Nous sommes révolutionnaires
La réalité du syndicalisme dans l’Hexagone est celle de la division [en Belgique celle du monopole des grosse structures syndicales sur la lutte capital-travail ]. Il est possible malgré ça d’avoir des pratiques syndicalistes révolutionnaires dans des organisations différentes. Mais le syndicalisme est aussi traversé de tendances à l’institutionnalisation comme au corporatisme le plus étroit. Et même avec de « bonnes intentions » il est parfois difficile d’y résister : disons le clairement, aucune organisation n’en est à l’abri aujourd’hui.
Les militantes et militants libertaires investi·es dans le syndicalisme ont, dans cette situation, la responsabilité politique de contribuer à défendre et à faire partager le projet syndicaliste révolutionnaire, dans et hors de leurs syndicats.
En faisant vivre la démocratie syndicale dans leurs organisations, à l’écart de tout esprit fractionniste. En se faisant garant·es de l’auto-organisation des luttes, déjouant les pièges de l’avant-gardisme comme du spontanéisme. Mais aussi en débattant publiquement des orientations et des stratégies syndicales, en mutualisant les expériences positives, par delà les sectarismes et les esprits boutiquiers.
Réfléchir au rôle et au sens des caisses de grève ; à la question de l’unification du syndicalisme ; dénoncer le « dialogue social » qui gangrène nos organisations, en dévoiler les ressorts… : voilà quelques exemples de débats, appuyés sur leurs engagements syndicaux – mais politiques, au sens noble du terme –, que les libertaires ne doivent pas craindre de mener publiquement.
C’est en cela qu’avoir un espace politique commun pour les « libertaires lutte-de-classe », une organisation commune, reste un enjeu.
D’autant que nous ne sommes pas les seul·es à en faire, de la politique ! D’autres forces agissent au sein du champ syndical, certaines souhaitant réactiver la « courroie de transmission » à leur profit.
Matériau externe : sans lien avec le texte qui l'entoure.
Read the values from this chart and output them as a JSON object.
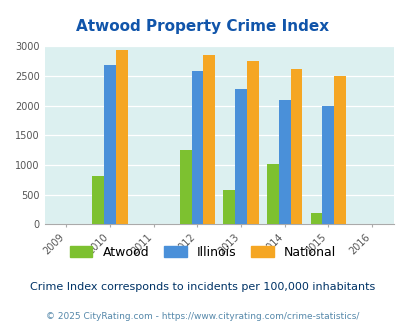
{
  "title": "Atwood Property Crime Index",
  "years": [
    2009,
    2010,
    2011,
    2012,
    2013,
    2014,
    2015,
    2016
  ],
  "data_years": [
    2010,
    2012,
    2013,
    2014,
    2015
  ],
  "atwood": [
    820,
    1250,
    580,
    1020,
    190
  ],
  "illinois": [
    2680,
    2590,
    2280,
    2100,
    2000
  ],
  "national": [
    2930,
    2860,
    2750,
    2620,
    2500
  ],
  "color_atwood": "#7DC130",
  "color_illinois": "#4A90D9",
  "color_national": "#F5A623",
  "ylim": [
    0,
    3000
  ],
  "yticks": [
    0,
    500,
    1000,
    1500,
    2000,
    2500,
    3000
  ],
  "background_color": "#DCF0F0",
  "title_color": "#1155AA",
  "note_text": "Crime Index corresponds to incidents per 100,000 inhabitants",
  "copyright_text": "© 2025 CityRating.com - https://www.cityrating.com/crime-statistics/",
  "note_color": "#003366",
  "copyright_color": "#5588AA",
  "bar_width": 0.27,
  "title_fontsize": 11,
  "tick_fontsize": 7,
  "legend_fontsize": 9,
  "note_fontsize": 8,
  "copyright_fontsize": 6.5,
  "xlim_left": 2008.5,
  "xlim_right": 2016.5
}
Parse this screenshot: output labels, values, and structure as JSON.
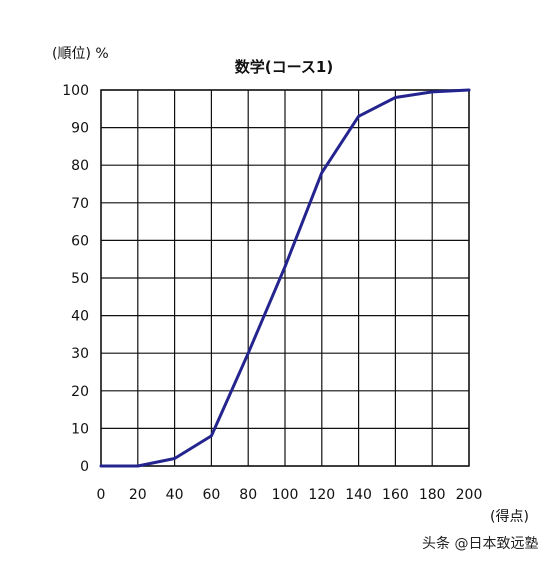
{
  "chart_data": {
    "type": "line",
    "title": "数学(コース1)",
    "ylabel": "(順位) %",
    "xlabel": "(得点)",
    "xlim": [
      0,
      200
    ],
    "ylim": [
      0,
      100
    ],
    "x_ticks": [
      "0",
      "20",
      "40",
      "60",
      "80",
      "100",
      "120",
      "140",
      "160",
      "180",
      "200"
    ],
    "y_ticks": [
      "0",
      "10",
      "20",
      "30",
      "40",
      "50",
      "60",
      "70",
      "80",
      "90",
      "100"
    ],
    "grid": true,
    "series": [
      {
        "x": [
          0,
          20,
          40,
          60,
          80,
          100,
          120,
          140,
          160,
          180,
          200
        ],
        "y": [
          0,
          0,
          2,
          8,
          30,
          53,
          78,
          93,
          98,
          99.5,
          100
        ]
      }
    ],
    "line_color": "#24248f"
  },
  "watermark": "头条 @日本致远塾"
}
Mélenchon par exemple n’a pas hésité à remettre en cause les principes de la Charte d’Amiens l’an passé. La France insoumise semble vouloir travailler à l’émergence d’une sorte de « travaillisme de lutte » qui échouerait fatalement dans le cul-de-sac institutionnel. D’autres encore s’égarent dans le clinquant éphémère des affrontements de rue, dans l’attente d’une insurrection qui, décidément, tarde à venir.
Nous avons pour nous l’atout inestimable de nous tenir à l’écart des illusions du parlementarisme, de ne pas nous y égarer ni d’y perdre un temps précieux. Nous n’en avons que davantage pour promouvoir l’intervention directe des exploité·es et des opprimé·es, expérience régulière et quotidienne de leur capacité politique. C’est la condition nécessaire à l’émergence d’un pouvoir populaire. Libertaires, organisé·es, c’est ainsi que nous sommes révolutionnaires.